After you have determined what level of student you want to teach, you have to decide where you are going to teach. The website Music Teachers Helper recommends only teaching in your own home; otherwise you will spend too much time travelling. (Not to mention the fact that you probably will need a vehicle if you plan to give lessons in customers’ homes.)

Of course, if you do teach in your own home, at a minimum you will need a room where you will not be bothered my fighting siblings, barking dogs or any other distractions. And, since you will be starting a business in your home, you need to research the rules in your town governing home businesses – you may need a Certificate of Occupancy or some other form of government permission.

You will need a website before you get started. Many low-cost and free services exist that can help you create professional-looking websites (e.g. Wix, WordPress or GoDaddy). For a music teacher, you will want to make sure you add a sampling of your musical ability, so be sure to find a website-building platform that allows audio uploads.

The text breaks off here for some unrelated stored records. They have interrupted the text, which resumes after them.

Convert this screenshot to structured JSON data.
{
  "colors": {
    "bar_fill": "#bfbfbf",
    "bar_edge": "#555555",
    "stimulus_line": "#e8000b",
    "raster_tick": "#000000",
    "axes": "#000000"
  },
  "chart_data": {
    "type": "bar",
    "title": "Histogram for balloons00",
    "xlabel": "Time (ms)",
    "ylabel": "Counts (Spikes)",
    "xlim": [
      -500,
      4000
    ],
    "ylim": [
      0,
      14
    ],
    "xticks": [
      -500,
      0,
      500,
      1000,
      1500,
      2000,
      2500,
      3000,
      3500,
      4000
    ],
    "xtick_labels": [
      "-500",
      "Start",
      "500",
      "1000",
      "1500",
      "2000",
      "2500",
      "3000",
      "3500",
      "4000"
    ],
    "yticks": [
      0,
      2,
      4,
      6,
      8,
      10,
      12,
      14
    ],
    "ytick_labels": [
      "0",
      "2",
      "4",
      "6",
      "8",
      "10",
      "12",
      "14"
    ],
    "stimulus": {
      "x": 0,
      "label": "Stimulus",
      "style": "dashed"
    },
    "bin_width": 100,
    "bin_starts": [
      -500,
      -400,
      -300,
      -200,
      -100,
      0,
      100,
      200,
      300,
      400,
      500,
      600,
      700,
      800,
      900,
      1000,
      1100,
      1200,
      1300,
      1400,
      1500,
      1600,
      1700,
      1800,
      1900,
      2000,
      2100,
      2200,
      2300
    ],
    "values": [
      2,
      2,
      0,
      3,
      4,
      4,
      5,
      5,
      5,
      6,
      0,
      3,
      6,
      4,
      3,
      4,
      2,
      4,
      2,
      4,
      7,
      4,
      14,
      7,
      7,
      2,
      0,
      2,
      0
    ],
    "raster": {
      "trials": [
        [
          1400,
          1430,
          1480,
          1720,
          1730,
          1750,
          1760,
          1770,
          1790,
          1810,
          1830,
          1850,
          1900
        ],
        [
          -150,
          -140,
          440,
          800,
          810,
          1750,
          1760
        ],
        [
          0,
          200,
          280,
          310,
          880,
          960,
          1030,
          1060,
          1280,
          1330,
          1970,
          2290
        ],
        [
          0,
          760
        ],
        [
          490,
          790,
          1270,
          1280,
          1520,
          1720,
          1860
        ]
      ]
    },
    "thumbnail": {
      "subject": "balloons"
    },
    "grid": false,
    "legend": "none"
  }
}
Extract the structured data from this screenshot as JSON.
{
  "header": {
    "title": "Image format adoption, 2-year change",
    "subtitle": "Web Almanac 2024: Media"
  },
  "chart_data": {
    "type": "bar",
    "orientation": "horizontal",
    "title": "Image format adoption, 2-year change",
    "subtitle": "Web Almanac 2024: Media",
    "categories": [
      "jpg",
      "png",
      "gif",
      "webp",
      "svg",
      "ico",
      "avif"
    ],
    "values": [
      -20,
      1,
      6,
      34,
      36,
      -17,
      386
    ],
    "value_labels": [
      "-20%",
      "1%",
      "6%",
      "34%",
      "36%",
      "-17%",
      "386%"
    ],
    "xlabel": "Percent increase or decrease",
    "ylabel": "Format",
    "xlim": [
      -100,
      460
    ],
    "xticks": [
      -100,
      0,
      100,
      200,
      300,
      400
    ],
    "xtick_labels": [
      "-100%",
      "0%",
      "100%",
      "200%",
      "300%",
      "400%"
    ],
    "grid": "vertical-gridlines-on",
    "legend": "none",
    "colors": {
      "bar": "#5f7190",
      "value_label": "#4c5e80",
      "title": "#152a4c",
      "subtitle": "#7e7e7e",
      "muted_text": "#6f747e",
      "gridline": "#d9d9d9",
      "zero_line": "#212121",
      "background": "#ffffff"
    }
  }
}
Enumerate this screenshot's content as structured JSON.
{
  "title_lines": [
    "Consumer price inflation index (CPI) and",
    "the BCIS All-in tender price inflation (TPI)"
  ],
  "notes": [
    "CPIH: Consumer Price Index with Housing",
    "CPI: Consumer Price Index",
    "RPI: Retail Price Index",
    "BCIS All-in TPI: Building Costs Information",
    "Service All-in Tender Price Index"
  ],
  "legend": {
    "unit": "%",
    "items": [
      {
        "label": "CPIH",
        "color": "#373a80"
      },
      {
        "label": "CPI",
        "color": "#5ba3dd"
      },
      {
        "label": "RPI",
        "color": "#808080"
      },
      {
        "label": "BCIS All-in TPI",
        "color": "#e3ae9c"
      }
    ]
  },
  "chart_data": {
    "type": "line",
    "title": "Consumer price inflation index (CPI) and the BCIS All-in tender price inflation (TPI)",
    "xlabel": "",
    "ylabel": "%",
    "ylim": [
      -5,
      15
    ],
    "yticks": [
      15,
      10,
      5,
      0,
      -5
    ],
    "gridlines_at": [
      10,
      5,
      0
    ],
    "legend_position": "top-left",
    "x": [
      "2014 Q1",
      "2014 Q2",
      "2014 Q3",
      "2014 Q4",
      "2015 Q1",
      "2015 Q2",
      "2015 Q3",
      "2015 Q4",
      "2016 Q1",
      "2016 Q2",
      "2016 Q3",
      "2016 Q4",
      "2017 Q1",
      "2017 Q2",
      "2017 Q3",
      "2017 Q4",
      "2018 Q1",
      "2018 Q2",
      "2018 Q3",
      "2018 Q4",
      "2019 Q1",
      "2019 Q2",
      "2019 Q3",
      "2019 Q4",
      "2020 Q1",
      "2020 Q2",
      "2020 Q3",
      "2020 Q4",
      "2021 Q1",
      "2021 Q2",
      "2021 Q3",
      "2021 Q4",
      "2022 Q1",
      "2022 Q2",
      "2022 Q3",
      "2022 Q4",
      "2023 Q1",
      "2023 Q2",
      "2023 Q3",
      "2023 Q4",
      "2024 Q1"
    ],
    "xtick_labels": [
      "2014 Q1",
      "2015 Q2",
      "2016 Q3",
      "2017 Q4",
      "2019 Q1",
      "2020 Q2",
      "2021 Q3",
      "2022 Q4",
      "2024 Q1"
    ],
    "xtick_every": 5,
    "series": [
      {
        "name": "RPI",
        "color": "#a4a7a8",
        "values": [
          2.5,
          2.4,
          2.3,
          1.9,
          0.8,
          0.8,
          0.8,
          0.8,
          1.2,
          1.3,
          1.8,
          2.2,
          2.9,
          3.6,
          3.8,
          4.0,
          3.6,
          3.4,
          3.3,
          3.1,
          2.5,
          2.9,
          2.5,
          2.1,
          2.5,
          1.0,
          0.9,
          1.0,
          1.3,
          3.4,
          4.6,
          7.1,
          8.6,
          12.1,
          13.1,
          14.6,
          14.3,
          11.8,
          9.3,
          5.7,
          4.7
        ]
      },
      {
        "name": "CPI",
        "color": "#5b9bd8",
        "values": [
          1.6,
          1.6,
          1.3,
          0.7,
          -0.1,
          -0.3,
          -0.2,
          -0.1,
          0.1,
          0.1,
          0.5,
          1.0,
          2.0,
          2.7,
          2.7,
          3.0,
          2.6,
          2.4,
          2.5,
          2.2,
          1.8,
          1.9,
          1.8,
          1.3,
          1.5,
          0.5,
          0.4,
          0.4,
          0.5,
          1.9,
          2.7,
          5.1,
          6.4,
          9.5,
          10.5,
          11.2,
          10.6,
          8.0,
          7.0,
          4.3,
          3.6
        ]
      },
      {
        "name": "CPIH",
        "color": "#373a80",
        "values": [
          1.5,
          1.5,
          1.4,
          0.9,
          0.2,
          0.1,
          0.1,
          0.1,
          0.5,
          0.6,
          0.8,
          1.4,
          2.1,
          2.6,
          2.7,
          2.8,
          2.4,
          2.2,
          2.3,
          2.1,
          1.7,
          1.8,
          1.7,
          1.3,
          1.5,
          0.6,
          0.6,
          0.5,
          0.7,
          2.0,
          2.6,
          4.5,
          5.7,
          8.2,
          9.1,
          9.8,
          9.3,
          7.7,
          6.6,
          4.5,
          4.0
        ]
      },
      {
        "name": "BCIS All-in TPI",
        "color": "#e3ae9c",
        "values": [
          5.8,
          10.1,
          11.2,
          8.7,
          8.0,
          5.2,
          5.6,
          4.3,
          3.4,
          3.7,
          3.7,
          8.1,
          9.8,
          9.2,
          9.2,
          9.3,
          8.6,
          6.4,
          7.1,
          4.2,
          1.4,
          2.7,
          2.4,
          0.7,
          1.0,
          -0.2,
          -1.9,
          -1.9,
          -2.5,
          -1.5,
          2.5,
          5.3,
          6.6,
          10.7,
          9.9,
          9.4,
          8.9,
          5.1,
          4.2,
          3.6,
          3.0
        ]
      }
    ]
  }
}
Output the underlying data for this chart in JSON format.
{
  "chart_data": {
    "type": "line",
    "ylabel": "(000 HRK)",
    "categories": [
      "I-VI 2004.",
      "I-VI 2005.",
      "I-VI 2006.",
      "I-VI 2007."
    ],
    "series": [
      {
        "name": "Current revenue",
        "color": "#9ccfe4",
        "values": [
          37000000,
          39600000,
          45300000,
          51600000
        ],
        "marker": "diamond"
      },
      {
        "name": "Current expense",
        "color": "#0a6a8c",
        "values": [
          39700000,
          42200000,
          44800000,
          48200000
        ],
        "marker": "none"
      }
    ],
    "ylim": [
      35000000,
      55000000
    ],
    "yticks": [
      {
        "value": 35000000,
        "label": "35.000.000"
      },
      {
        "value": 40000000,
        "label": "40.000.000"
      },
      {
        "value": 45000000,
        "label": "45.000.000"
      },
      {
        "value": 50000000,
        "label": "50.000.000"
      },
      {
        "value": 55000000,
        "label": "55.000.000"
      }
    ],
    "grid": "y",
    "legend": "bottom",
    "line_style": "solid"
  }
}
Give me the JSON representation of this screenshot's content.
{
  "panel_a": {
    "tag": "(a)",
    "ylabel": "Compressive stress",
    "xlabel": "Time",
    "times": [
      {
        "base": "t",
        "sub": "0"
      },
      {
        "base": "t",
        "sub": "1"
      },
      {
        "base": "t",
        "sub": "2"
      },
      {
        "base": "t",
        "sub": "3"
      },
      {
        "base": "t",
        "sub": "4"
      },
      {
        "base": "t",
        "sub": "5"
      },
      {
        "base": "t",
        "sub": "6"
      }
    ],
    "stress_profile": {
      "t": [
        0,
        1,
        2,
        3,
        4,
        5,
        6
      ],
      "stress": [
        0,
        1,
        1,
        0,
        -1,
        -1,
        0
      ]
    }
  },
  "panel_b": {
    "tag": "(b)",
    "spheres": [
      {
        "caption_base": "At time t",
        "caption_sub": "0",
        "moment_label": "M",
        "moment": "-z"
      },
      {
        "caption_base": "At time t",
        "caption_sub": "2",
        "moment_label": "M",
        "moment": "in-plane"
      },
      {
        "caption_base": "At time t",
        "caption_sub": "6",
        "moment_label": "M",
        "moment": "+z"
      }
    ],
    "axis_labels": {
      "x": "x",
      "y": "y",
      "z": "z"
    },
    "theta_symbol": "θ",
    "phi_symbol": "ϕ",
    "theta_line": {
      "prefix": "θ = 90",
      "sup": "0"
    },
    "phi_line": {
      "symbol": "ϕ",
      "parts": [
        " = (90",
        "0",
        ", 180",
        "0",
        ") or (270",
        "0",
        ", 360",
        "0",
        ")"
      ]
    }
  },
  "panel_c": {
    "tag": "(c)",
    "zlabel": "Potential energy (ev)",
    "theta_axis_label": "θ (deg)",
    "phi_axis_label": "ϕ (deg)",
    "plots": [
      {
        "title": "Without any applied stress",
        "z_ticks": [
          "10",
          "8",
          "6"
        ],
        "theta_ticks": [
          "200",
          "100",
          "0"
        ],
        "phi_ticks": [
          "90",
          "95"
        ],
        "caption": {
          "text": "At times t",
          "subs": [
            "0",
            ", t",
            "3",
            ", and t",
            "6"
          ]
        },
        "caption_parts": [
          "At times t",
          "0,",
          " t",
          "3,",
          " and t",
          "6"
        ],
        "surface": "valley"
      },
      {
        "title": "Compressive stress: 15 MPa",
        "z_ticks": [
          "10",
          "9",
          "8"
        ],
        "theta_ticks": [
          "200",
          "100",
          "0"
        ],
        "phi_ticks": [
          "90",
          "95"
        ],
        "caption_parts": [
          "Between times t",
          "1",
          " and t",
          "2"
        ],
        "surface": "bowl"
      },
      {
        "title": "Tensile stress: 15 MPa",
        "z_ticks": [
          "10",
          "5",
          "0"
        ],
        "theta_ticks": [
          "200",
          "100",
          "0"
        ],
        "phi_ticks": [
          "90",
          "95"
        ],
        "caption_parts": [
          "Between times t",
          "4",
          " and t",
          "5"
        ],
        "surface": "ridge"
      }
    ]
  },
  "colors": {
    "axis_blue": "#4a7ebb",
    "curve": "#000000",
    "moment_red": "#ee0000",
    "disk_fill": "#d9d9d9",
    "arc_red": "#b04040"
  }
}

Before you start, also be sure to establish payment terms and cancellation policies (and put them on your website) or else you may find yourself in a dispute over pay without clear rules. The Music Teachers Helper website mentioned above also gives guidance on setting such policies.

Also, you should have the sheet music for anything that you plan to teach. (Generally, students are expected to buy their own music, but you must let them know in advance which music to purchase.)

How much to charge:

The better you are, the more you can charge, but $30/hour is considered low by most music teachers. You might want to charge an introductory rate of $25/hour for the first three months to get customers and build up your customer base, then raising it by $5 to $25/hour depending on your skill level.

Take it to the next level:

If you want to turn your music-teaching business into a steady source of income, consider offering lessons for a monthly charge. Offer a discount on your hourly rate – for example, if you give one lesson a week at $30/hour, your student is spending $120/month. Offer your services for $100/month if they sign a one-year contract.